Most agent tooling today is a hosted, opaque service that trades control for convenience. As teams experiment with dozens of coding agents and mixed providers, the hard problems become orchestration, isolation, and reproducible state — not model quality. mngr flips that tradeoff: it treats agents as first-class, Git-like resources you run on compute you control.
What Sets It Apart
- Git-like agent lifecycle semantics — create, clone, snapshot, push/pull, and fork agent state so agent environments and histories are reproducible across hosts. This makes experimentation auditable and portable (so what: reduces drift when iterating on agent-driven changes).
- Provider-agnostic, SSH-native architecture — agents run in tmux sessions on any SSH-accessible host (local, Docker, Modal, etc.). Built on familiar primitives (SSH, git, tmux), so teams avoid a locked-in managed control plane (so what: lowers onboarding friction and improves security posture).
- Cost- and security-minded defaults — agents auto-shutdown when idle, support network allowlists, and use per-host SSH isolation (so what: easier to reason about inference spend and safer to run untrusted agents).
- Developer-first UX — a terse CLI surface (create/list/connect/message/exec) with tab completion and programmatic messaging makes it easy to script and integrate agents into CI or local workflows (so what: faster iteration and straightforward debugging via direct SSH into agent sessions).
Who It's For and Tradeoffs
Great fit if you are a developer or small team who: wants to run many coding agents without a managed SaaS; needs reproducible agent state or the ability to snapshot/fork agent work; prefers simple, scriptable tooling built on SSH/git/tmux.
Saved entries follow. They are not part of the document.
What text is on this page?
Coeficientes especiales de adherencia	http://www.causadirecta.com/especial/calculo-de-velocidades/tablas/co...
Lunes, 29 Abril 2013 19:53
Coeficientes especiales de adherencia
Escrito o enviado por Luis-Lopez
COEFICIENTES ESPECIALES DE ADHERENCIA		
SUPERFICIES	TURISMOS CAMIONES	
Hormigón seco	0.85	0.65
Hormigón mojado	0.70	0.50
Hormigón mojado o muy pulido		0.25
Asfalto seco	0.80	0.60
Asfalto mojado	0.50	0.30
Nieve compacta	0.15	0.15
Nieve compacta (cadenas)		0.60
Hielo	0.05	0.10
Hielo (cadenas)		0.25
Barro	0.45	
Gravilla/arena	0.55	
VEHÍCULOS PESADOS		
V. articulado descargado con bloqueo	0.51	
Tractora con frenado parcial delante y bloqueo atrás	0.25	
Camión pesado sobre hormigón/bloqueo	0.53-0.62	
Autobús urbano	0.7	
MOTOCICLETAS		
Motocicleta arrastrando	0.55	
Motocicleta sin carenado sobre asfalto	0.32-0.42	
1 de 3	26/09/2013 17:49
Look elsewhere if you need a polished multi-tenant web UI, enterprise-grade role-based access controls out of the box, or a fully managed hosted orchestration platform — mngr intentionally avoids a central managed control plane and relies on host-level tooling and provider integrations (tradeoff: more operational responsibility in exchange for control and transparency).
Where It Fits
Use mngr as the orchestration layer when you value provable isolation, reproducible agent state, and local-first experimentation. It pairs well with containerized providers (Docker, Modal) and can slot into CI pipelines or developer workstations where SSH access and simple lifecycle scripts are preferred.